In $2D$ case, convolution corresponds to a doubly block circulant matrix.
The underlying principle remains the same, but the matrix structure becomes more elaborate in order to manage the 2D nature of the image.

In addition to these equality constraints between elements, convolution usually corresponds to a sparse matrix (a matrix whose elements are mostly zero).
This is because the kernel is generally much smaller than the input image.

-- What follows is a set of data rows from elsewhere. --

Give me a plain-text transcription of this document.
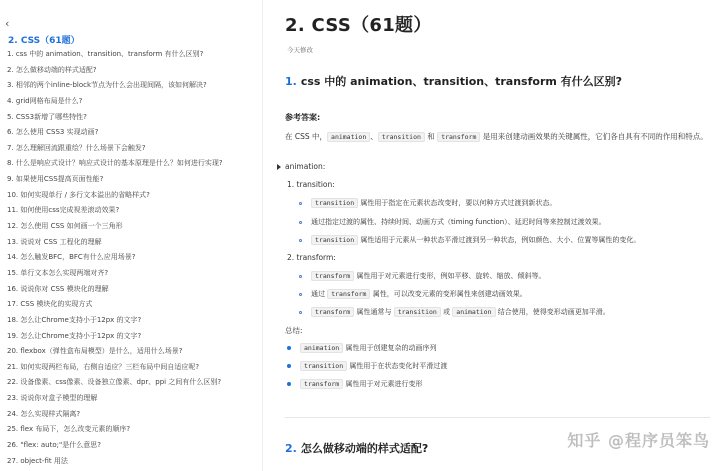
‹
2. CSS（61题）
1. css 中的 animation、transition、transform 有什么区别?
2. 怎么做移动端的样式适配?
3. 相邻的两个inline-block节点为什么会出现间隔，该如何解决?
4. grid网格布局是什么?
5. CSS3新增了哪些特性?
6. 怎么使用 CSS3 实现动画?
7. 怎么理解回流跟重绘？什么场景下会触发?
8. 什么是响应式设计？响应式设计的基本原理是什么？如何进行实现?
9. 如果使用CSS提高页面性能?
10. 如何实现单行 / 多行文本溢出的省略样式?
11. 如何使用css完成视差滚动效果?
12. 怎么使用 CSS 如何画一个三角形
13. 说说对 CSS 工程化的理解
14. 怎么触发BFC，BFC有什么应用场景?
15. 单行文本怎么实现两端对齐?
16. 说说你对 CSS 模块化的理解
17. CSS 模块化的实现方式
18. 怎么让Chrome支持小于12px 的文字?
19. 怎么让Chrome支持小于12px 的文字?
20. flexbox（弹性盒布局模型）是什么，适用什么场景?
21. 如何实现两栏布局，右侧自适应？三栏布局中间自适应呢?
22. 设备像素、css像素、设备独立像素、dpr、ppi 之间有什么区别?
23. 说说你对盒子模型的理解
24. 怎么实现样式隔离?
25. flex 布局下，怎么改变元素的顺序?
26. "flex: auto;"是什么意思?
27. object-fit 用法
2. CSS（61题）
今天修改
1. css 中的 animation、transition、transform 有什么区别?
参考答案:
在 CSS 中， animation 、 transition 和 transform 是用来创建动画效果的关键属性，它们各自具有不同的作用和特点。
animation:
1. transition:
transition 属性用于指定在元素状态改变时，要以何种方式过渡到新状态。
通过指定过渡的属性、持续时间、动画方式（timing function）、延迟时间等来控制过渡效果。
transition 属性适用于元素从一种状态平滑过渡到另一种状态，例如颜色、大小、位置等属性的变化。
2. transform:
transform 属性用于对元素进行变形，例如平移、旋转、缩放、倾斜等。
通过 transform 属性，可以改变元素的变形属性来创建动画效果。
transform 属性通常与 transition 或 animation 结合使用，使得变形动画更加平滑。
总结:
animation 属性用于创建复杂的动画序列
transition 属性用于在状态变化时平滑过渡
transform 属性用于对元素进行变形
2. 怎么做移动端的样式适配?	知乎 @程序员笨鸟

Looking again at the above Toeplitz matrix $\mathbf{M}$, notice how many zeros are present: this is due to the kernel ($3$ elements) being smaller than the input ($5$ elements).
In a real case, with an image of millions of pixels and a kernel of size $5\times 5$, the matrix $\mathbf{M}$ would be enormous but almost entirely filled with zeros.

Note

Any neural network algorithm that works with matrix multiplication and does not depend on specific properties of the matrix structure should work with convolution, without requiring any further changes to the neural network.

Typical convolutional neural networks do make use of further specializations in order to deal with large inputs efficiently, but these are not strictly necessary from a theoretical perspective.